The labor and delivery nurses don’t mention that things will be exponentially harder in high school for the mother of the kid who hurts than for the kid himself. You don’t realize that you’ll internalize his pain and then add your own guilt and worry on top of that.

And on the sheet the pediatrician gives you at the one-year check-up, it doesn’t mention that at some point, you’ll hope your teenager doesn’t try “the hard drugs.” Or that you’ll have entire conversations about this with said teenager. You’ll debate which drugs fall into the realm of “hard drugs.” You’ll be absolutely certain you’re in a dream sequence on your favorite ’80s sitcom and that soon, you’ll wake up and it will all be really funny. But it won’t. Until, over multiple glasses of sangria with your friends, you discover these conversations are being had in living rooms with teenagers all over.

A friend confessed that her child had done something recently to worry her. “That’s serial killer behavior.”

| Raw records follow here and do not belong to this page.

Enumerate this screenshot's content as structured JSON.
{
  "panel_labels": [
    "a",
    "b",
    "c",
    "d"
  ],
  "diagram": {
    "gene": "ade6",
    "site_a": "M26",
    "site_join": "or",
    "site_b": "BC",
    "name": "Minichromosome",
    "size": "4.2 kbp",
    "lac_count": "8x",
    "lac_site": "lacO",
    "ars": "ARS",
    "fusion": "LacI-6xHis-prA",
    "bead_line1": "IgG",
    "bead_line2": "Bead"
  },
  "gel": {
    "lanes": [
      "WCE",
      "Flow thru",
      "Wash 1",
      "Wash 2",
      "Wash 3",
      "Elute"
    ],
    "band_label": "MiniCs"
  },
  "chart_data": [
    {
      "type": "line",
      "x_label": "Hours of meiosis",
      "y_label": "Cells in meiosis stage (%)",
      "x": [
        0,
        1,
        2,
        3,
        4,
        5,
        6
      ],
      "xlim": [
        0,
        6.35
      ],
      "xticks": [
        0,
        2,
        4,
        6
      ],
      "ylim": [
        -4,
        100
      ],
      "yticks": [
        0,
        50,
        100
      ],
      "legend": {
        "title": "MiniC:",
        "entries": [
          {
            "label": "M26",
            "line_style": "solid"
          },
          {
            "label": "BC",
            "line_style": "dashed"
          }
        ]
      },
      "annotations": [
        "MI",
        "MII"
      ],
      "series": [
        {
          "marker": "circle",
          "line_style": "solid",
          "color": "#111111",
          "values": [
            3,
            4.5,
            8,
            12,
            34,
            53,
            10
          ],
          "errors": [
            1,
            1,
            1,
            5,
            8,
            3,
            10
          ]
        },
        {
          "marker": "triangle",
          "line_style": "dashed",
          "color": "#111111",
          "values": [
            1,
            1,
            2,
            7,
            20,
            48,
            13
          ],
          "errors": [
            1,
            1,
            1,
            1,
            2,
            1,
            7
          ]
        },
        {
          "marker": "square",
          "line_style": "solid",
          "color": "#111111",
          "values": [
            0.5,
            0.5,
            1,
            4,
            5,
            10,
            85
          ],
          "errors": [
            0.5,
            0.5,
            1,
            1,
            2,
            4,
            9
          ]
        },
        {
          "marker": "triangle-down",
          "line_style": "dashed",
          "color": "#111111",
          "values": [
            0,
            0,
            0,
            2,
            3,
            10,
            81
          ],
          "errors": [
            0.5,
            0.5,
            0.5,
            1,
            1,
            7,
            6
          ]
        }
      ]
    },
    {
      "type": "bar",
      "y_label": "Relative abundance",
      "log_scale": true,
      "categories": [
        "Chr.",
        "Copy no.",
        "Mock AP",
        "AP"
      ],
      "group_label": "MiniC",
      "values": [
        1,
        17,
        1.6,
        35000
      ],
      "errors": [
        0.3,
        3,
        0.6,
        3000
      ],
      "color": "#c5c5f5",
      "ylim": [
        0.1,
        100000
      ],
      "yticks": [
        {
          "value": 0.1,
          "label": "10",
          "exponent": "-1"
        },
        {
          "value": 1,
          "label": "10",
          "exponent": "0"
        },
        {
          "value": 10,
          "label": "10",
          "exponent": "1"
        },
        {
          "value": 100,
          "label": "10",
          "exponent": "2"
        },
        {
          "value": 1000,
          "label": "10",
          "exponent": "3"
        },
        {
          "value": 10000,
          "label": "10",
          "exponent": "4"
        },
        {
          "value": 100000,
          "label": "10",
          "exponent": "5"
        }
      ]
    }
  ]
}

Now, probably it wasn’t, but haven’t we all thought at one time or another when looking at our teenagers, “Please don’t become a serial killer?” Or the equally distressing thought that sometimes comes after a really horrid argument with a teen: “Goodness, I hope that kid doesn’t kill me in my sleep.”

And then, I often think of how I was the teenager in that scenario. I yelled and said awful things to my own parents but never once thought of killing them or anyone else. That thought helps me sleep some nights.

When they were babies, no one told me—told any of us—we would think these things. The things I ask my child and the universe are just as crazy as the fact that I now dye my eyebrows so the greys don’t show.

Please don’t kill yourself.

Please don’t become a serial killer.

Don’t do drugs. OK, please don’t do the “bad” drugs.

Please don’t sell drugs.

Please don’t let my baby go to jail. This kid can’t manage a 20-minute Wi-fi outage. Jail is not the place for my baby.

I suppose, though, if someone had told me and my friends all those years ago when we were considering children that we’d have to relive our own teenage years but that they’d be worse, no one would ever have children.

All I can say now is, Thanks for not doing cocaine.